Selecting a Cannabis Training Program
by Shannon Kloet, Director Training Services
Selecting a Training Program
Selecting and investing in training can be a challenging, and often confusing, proposition. Common questions that potential students will ask are: Will this training result in a job? What salary can I expect at the end of it? Will my training be recognized? These are all valid questions and something that we took into consideration when developing our training programs at Cannabis Compliance.
So how do you go about determining what is the right training for you? Does having an accredited training program automatically mean that you can take the guesswork out of the selection process? Shouldn’t all training programs be accredited? In short, no.
We’ve been asked countless time if our courses and programs are accredited. We’ve also been asked just as many times if Health Canada certifies them. Let us clear up a few assumptions with respect to accreditation and/or certification.
Firstly, accreditation. People assume that all courses and/or programs taught by public post-secondary institutions are accredited programs. For the most part they are, but not always. The institution itself is accredited but this does not necessarily mean that all their programs and/or courses are certified because not all of them go through the entire curriculum development approval process. In order for their curriculum to be awarded a credential that is certified requires that these institutions have their program approved by the Ministry that oversees them and their curriculum approved by either their Senate (and subsequent committees), if they are a university, or their Education Council, if they are a College.
Secondly, Health Canada. They have not publicly endorsed any private or public education or training for the cannabis space.
So why are people so hung up on “accreditation”?
People are unsure about private education. We’ve all seen the headlines, “Private English Language School Closes Overnight – Leaves Students Stranded”. Headlines like this make one leery when looking to purchase training from what are, sometimes, completely unregulated entities. But you can’t paint all private training groups with the same brush. The same can be said for publicly funded education.
Before my role at CCI, I worked in public post-secondary for over 20 years. In fact, my colleagues and I started the first Canadian cannabis courses offered at a public post-secondary institution. At the time, these courses were serving a need for people looking to get some knowledge about the cannabis industry. And, although they were offered through the university, they were not accredited. They simply couldn’t be, the industry was changing so fast we could not have kept them up-to-date if we had gone down that path.
You see, public post-secondaries are chock-full of bureaucracy. It’s intentional. As we eluded to above, there are layers (upon layers) of processes that one must go through to get curriculum approved. It is done in this fashion to ensure that rigor, consultation and a myriad of other criteria are considered in order to offer quality programming. It is this quality that the general public has come to rely on. However, this also means that they are often painfully slow to respond to changing environments.

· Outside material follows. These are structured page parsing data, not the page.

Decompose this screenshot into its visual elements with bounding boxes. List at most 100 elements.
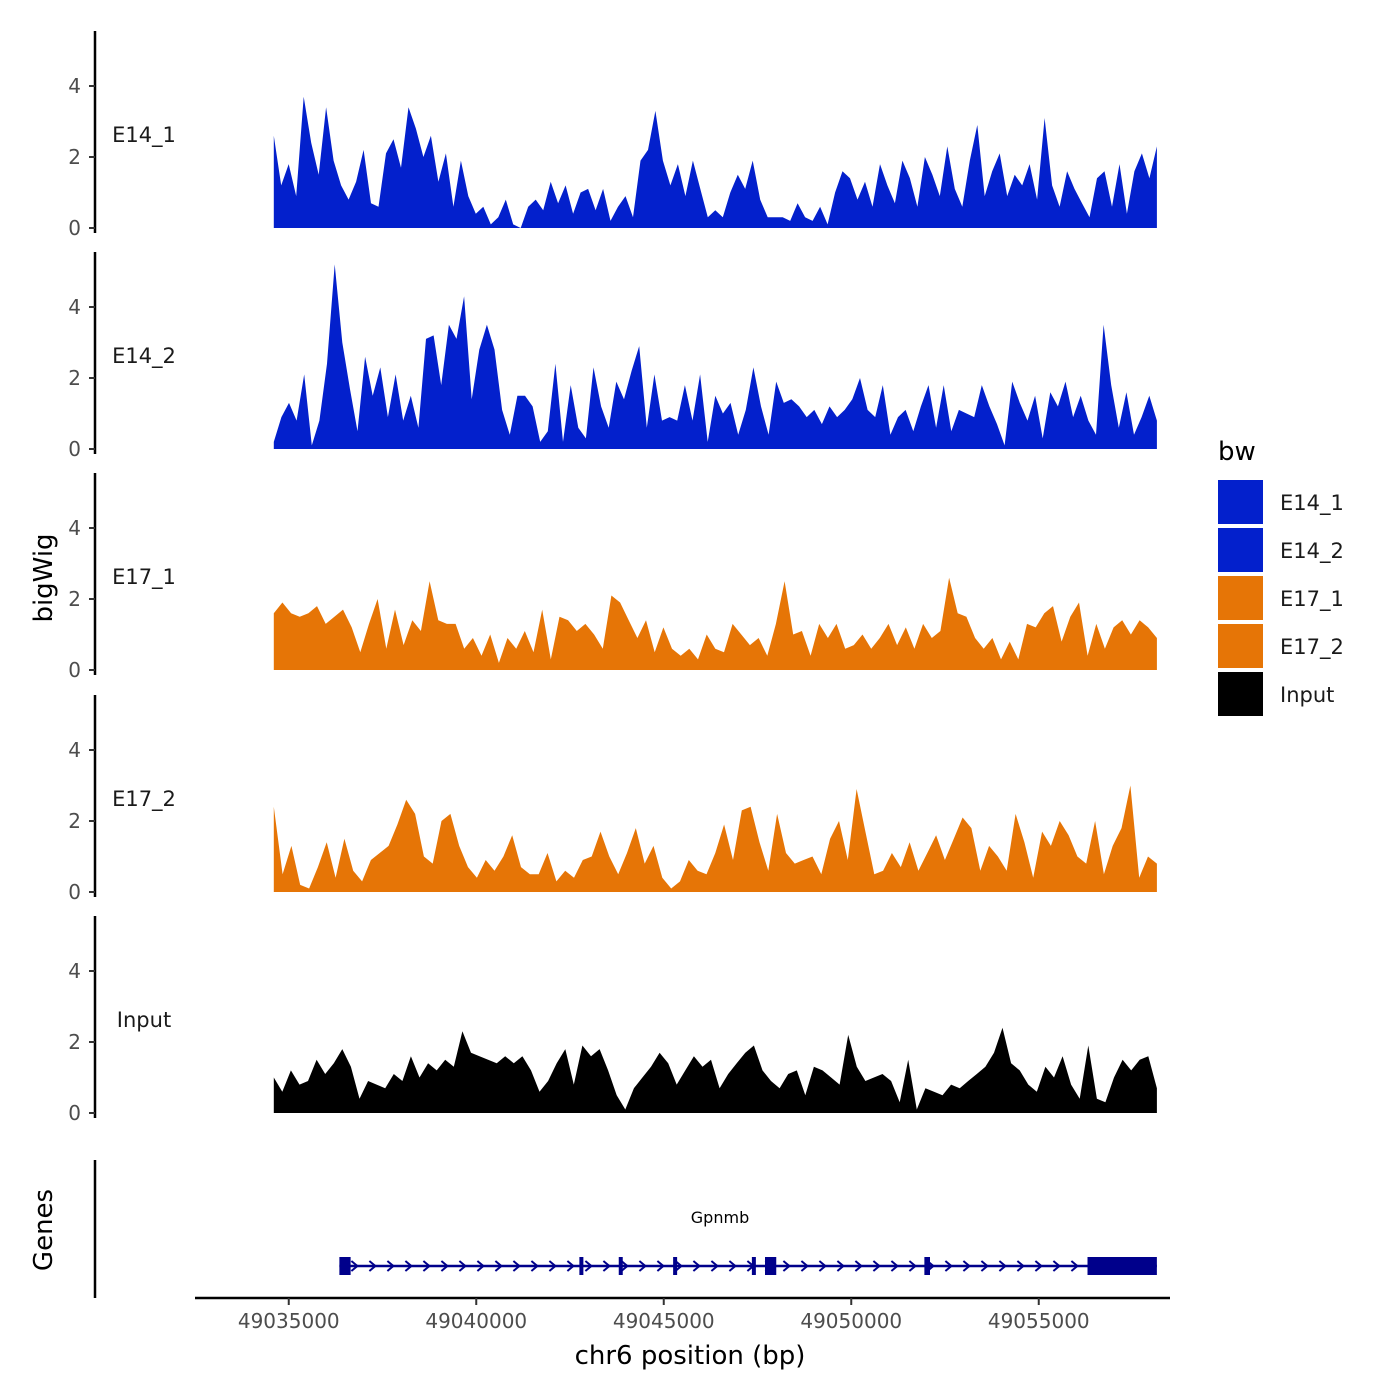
track-label-E14_1: E14_1	[112, 123, 176, 148]
strand-arrow	[1070, 1260, 1079, 1272]
strand-arrow	[998, 1260, 1007, 1272]
area-Input	[273, 1027, 1157, 1113]
track-E17_1: 0 2 4 E17_1	[68, 473, 1157, 682]
area-E17_1	[273, 577, 1157, 670]
area-E14_2	[273, 264, 1157, 449]
strand-arrow	[368, 1260, 377, 1272]
strand-arrow	[836, 1260, 845, 1272]
strand-arrow	[602, 1260, 611, 1272]
legend-swatch-E14_1	[1218, 480, 1263, 524]
strand-arrow	[584, 1260, 593, 1272]
exon-7	[924, 1257, 930, 1275]
strand-arrow	[728, 1260, 737, 1272]
y-tick-label-E17_2-2: 2	[68, 809, 81, 833]
strand-arrow	[962, 1260, 971, 1272]
y-tick-label-E17_1-0: 0	[68, 658, 81, 682]
strand-arrow	[566, 1260, 575, 1272]
y-tick-label-Input-4: 4	[68, 959, 81, 983]
y-tick-label-Input-0: 0	[68, 1101, 81, 1125]
strand-arrow	[980, 1260, 989, 1272]
exon-2	[579, 1257, 584, 1275]
strand-arrow	[656, 1260, 665, 1272]
x-tick-label-49040000: 49040000	[425, 1309, 527, 1333]
exon-4	[673, 1257, 678, 1275]
x-tick-label-49045000: 49045000	[613, 1309, 715, 1333]
y-axis-title: bigWig	[29, 533, 59, 622]
area-E17_2	[273, 785, 1157, 892]
strand-arrow	[404, 1260, 413, 1272]
exon-5	[751, 1257, 756, 1275]
track-Input: 0 2 4 Input	[68, 916, 1157, 1125]
strand-arrow	[1052, 1260, 1061, 1272]
strand-arrow	[440, 1260, 449, 1272]
strand-arrow	[350, 1260, 359, 1272]
strand-arrow	[422, 1260, 431, 1272]
y-tick-label-E14_2-0: 0	[68, 437, 81, 461]
strand-arrow	[512, 1260, 521, 1272]
legend-swatch-E17_2	[1218, 624, 1263, 668]
strand-arrow	[854, 1260, 863, 1272]
y-tick-label-E14_2-4: 4	[68, 295, 81, 319]
strand-arrow	[620, 1260, 629, 1272]
strand-arrow	[674, 1260, 683, 1272]
strand-arrow	[800, 1260, 809, 1272]
track-E14_1: 0 2 4 E14_1	[68, 31, 1157, 240]
legend: bw E14_1 E14_2 E17_1 E17_2 Input	[1218, 437, 1344, 716]
signal-tracks: 0 2 4 E14_1 0 2 4 E14_2 0 2 4 E17_1 0 2 4 E17_2 0 2 4 Input	[68, 31, 1157, 1125]
area-E14_1	[273, 96, 1157, 228]
track-E17_2: 0 2 4 E17_2	[68, 695, 1157, 904]
strand-arrow	[386, 1260, 395, 1272]
y-tick-label-E14_2-2: 2	[68, 366, 81, 390]
strand-arrow	[890, 1260, 899, 1272]
x-tick-label-49050000: 49050000	[800, 1309, 902, 1333]
exon-6	[765, 1257, 777, 1275]
strand-arrow	[782, 1260, 791, 1272]
strand-arrow	[818, 1260, 827, 1272]
legend-title: bw	[1218, 437, 1256, 467]
legend-label-E14_1: E14_1	[1280, 491, 1344, 516]
legend-label-E17_2: E17_2	[1280, 635, 1344, 660]
strand-arrow	[458, 1260, 467, 1272]
strand-arrow	[710, 1260, 719, 1272]
strand-arrow	[944, 1260, 953, 1272]
legend-label-E14_2: E14_2	[1280, 539, 1344, 564]
y-tick-label-E17_1-2: 2	[68, 587, 81, 611]
strand-arrow	[494, 1260, 503, 1272]
track-label-E17_1: E17_1	[112, 565, 176, 590]
strand-arrow	[530, 1260, 539, 1272]
strand-arrow	[476, 1260, 485, 1272]
gene-track: Gpnmb	[93, 1160, 1157, 1298]
y-tick-label-Input-2: 2	[68, 1030, 81, 1054]
y-tick-label-E14_1-2: 2	[68, 145, 81, 169]
exon-3	[618, 1257, 623, 1275]
strand-arrow	[1034, 1260, 1043, 1272]
x-tick-label-49035000: 49035000	[238, 1309, 340, 1333]
x-axis: 49035000 49040000 49045000 49050000 49055000	[195, 1296, 1170, 1333]
exon-1	[339, 1257, 351, 1275]
genes-axis-title: Genes	[29, 1189, 59, 1271]
y-tick-label-E17_2-4: 4	[68, 738, 81, 762]
strand-arrow	[1016, 1260, 1025, 1272]
y-tick-label-E17_2-0: 0	[68, 880, 81, 904]
legend-label-Input: Input	[1280, 683, 1334, 707]
x-tick-label-49055000: 49055000	[988, 1309, 1090, 1333]
legend-label-E17_1: E17_1	[1280, 587, 1344, 612]
legend-swatch-E17_1	[1218, 576, 1263, 620]
track-label-E14_2: E14_2	[112, 344, 176, 369]
strand-arrow	[692, 1260, 701, 1272]
track-label-E17_2: E17_2	[112, 787, 176, 812]
y-tick-label-E17_1-4: 4	[68, 516, 81, 540]
x-axis-title: chr6 position (bp)	[575, 1341, 806, 1371]
track-label-Input: Input	[117, 1008, 171, 1032]
y-tick-label-E14_1-0: 0	[68, 216, 81, 240]
track-E14_2: 0 2 4 E14_2	[68, 252, 1157, 461]
exon-8	[1087, 1257, 1157, 1275]
strand-arrow	[548, 1260, 557, 1272]
legend-swatch-E14_2	[1218, 528, 1263, 572]
gene-name-label: Gpnmb	[691, 1208, 749, 1227]
strand-arrow	[908, 1260, 917, 1272]
strand-arrow	[872, 1260, 881, 1272]
legend-swatch-Input	[1218, 672, 1263, 716]
strand-arrow	[638, 1260, 647, 1272]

Consider a 4-year degree program. We’ve heard of a few institutions considering this type of education. Typically, it would take a minimum of 2 years to develop the curriculum, and another 4 years to graduate a student. When you put that in context of the cannabis industry, it’s the equivalent of a lifetime. When I look back to when I started working in the space in 2015 as compared to today, it looks nothing like it did. So, we have to ask, what jobs are they hoping to train these students for? This industry needs knowledge, don’t get us wrong, the more the better; but it also needs people trained for jobs that are available now. We simply can’t wait 6 years for graduates to fill these positions.
We started developing cannabis programming at CCI almost a year ago, and we can say we have had many rewrites in that time as the landscape keeps evolving. If we were trying to develop these programs within a public post-secondary institution, the curriculum development gauntlet just wouldn’t allow for a timely turnaround as it takes just as long to update curriculum as it does to create it. Which isn’t a big a deal when you are working with subject matter that doesn’t change substantially year over year, but the cannabis industry is a whole different ball game.
Don’t get us wrong, we’re not saying there isn’t huge value in the programming our fellow educators at public post-secondary institutions are developing, in fact, nothing could be further from the truth. We applaud their willingness to embrace this industry and to start to move it into the mainstream. We love the thought of high school students considering the cannabis industry as a career path. It is advances like this that help to remove the stigma around cannabis that will be so important for our industry moving forward.
That said, it is our hope that more post-secondary institutions will reach out to private companies and develop partnerships that bring both industry knowledge and curriculum development expertise together.
So, what’s our point?
Our advice to students looking to get training, as we mentioned in our previous blog, is to really evaluate the training program. Is it credible? When we say credible, we are referring to how the curriculum was developed. Who was involved and how credible is their experience and knowledge? Who’s teaching the course – have they done the work, do they have the necessary skills and experience? Not all instruction is equal.
When it comes to time and money, does the investment equal the job opportunities on the other end. we’ve seen some year long training programs that result in minimum wage, high turnover positions. The return on the investment just isn’t there.
It’s important to recognize expertise. There are some great private training companies out there, we would suggest CCI is one of them, but that would be self-serving, so let’s consider Microsoft as an example. They train and certify a substantial amount of people each year and are incredibly successful at it. This really isn’t surprising, why wouldn’t they be? Who is more qualified to train on their systems than they are? We’d argue you could say the same for the cannabis industry.